Friday, June 22, 2012

Strawberry Rhubarb Pie

You can't tell from this picture, but this is a strawberry rhubarb pie by another friend named Lauren. After hearing how amazing her pies are, we were elated when she was pressured to make one for last weekend's barbeque. Being that it is June and strawberries are in season, she settled on this pie. She did not disappoint. The pie crust was truly buttery and flaky, like the recipe claims, and the filling reminded me of strawberry jam. It was the perfect dessert to celebrate summer. 

Now that I have the recipe from Smitten Kitchen, I'll have to take a stab at baking a real pie one day. Deb, the author of the blog, also provides step-by-step instructions on how to make the dough. To copy it here would not make any sense as it is super detailed and lengthy. Just reading it gave me some confidence to attempt a pie in the near future.

Strawberry Rhubarb Pie
1 recipe All Butter, Really Flaky Pie Dough* or double-crust pie dough of your choice
3 1/2 cups (about 1 1/2 pounds, untrimmed) rhubarb, in 1/2-inch thick slices
3 1/2 cups (about 1 pound) strawberries, hulled and sliced if big, halved if tiny
1/2 cup granulated sugar
1/4 cup light brown sugar
1 tablespoon lemon juice
1/4 teaspoon salt
1/4 cup quick-cooking tapioca
2 tablespoons unsalted butter, cut into small pieces
1 large egg yolk beaten to blend with 1 teaspoon water (for glaze)
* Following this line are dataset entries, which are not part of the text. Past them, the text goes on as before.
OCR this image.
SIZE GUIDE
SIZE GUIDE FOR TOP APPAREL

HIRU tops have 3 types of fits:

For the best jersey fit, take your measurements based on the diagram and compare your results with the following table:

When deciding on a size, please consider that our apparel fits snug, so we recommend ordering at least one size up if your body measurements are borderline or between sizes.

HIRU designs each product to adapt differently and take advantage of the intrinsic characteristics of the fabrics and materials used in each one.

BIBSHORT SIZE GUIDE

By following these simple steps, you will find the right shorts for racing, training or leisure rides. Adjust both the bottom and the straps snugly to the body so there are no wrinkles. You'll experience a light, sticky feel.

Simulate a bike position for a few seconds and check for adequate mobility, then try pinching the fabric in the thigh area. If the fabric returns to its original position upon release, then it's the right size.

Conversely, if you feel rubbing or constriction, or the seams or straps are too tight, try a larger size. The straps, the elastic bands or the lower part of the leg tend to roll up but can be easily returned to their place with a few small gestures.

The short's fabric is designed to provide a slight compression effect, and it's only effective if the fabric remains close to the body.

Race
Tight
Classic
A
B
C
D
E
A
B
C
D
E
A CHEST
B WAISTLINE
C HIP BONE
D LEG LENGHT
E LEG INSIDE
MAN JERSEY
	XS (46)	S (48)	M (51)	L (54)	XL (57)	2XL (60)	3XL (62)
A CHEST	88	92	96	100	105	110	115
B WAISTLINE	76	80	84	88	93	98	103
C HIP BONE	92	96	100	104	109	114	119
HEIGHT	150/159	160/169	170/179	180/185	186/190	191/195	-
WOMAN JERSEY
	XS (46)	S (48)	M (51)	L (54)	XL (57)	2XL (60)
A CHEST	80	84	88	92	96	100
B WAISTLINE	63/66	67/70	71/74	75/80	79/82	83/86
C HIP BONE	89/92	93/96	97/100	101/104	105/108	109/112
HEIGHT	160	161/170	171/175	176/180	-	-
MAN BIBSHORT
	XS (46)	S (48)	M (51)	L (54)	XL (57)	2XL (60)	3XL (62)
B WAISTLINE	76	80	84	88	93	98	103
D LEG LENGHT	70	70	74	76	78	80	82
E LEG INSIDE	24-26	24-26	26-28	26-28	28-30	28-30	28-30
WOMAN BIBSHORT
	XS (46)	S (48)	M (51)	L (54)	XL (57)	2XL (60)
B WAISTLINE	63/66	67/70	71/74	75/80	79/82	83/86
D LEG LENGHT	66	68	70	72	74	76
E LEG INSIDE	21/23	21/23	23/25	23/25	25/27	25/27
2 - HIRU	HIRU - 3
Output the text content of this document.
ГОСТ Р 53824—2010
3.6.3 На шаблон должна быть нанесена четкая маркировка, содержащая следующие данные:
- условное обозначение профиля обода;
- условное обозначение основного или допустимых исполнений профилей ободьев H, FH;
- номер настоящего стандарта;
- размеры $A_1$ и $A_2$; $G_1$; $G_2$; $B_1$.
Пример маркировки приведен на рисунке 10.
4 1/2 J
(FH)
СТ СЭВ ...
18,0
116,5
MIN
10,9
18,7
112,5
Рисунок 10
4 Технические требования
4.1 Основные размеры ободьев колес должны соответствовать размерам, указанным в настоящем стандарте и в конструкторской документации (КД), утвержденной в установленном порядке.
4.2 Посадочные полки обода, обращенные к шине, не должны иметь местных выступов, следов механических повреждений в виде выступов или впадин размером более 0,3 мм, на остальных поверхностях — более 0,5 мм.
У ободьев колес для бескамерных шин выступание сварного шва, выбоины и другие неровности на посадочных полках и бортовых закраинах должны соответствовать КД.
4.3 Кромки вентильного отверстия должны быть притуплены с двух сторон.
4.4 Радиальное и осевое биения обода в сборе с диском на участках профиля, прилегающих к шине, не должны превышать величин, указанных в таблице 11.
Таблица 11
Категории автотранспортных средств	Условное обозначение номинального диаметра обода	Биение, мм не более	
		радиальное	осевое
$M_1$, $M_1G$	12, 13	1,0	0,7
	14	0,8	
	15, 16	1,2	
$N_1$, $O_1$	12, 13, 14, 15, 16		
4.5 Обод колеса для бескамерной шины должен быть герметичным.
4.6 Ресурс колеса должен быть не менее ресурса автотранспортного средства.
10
1) Preheat oven to 400 degrees. 

2) On a well-floured counter, roll half of pie dough into a 12-inch circle and carefully transfer to a 9-inch pie plate. (I like to fold my gently into quarters, to transfer it more easily, then unfold it in the pie plate.)

3) Stir together rhubarb, strawberries, sugars, lemon, salt and tapioca in a large bowl. 

4) Mound filling inside bottom pie crust and dot with bits of unsalted butter. 

5) Roll second half of pie dough into an 11-inch circle and cut decorative slits in it. 

6) Transfer it to center over the pie filling. 

7) Trim top and bottom pie dough so that their overhang beyond the pie plate lip is only 1/2-inch. 

8) Tuck rim of dough underneath itself and crimp it decoratively.

9) Transfer pie to a baking sheet and brush egg yolk mixture over dough. 

10) Bake for 20 minutes then reduce temperature to 350 degrees and bake for an additional 25 to 30 minutes, until the pie is golden and the juices bubble visibly.

11) Transfer pie to wire rack to cool. When full cool (several hours later) the juices gel.

Do ahead: Pie should keep for up to three days at room temperature but I have never, ever seen one last that long.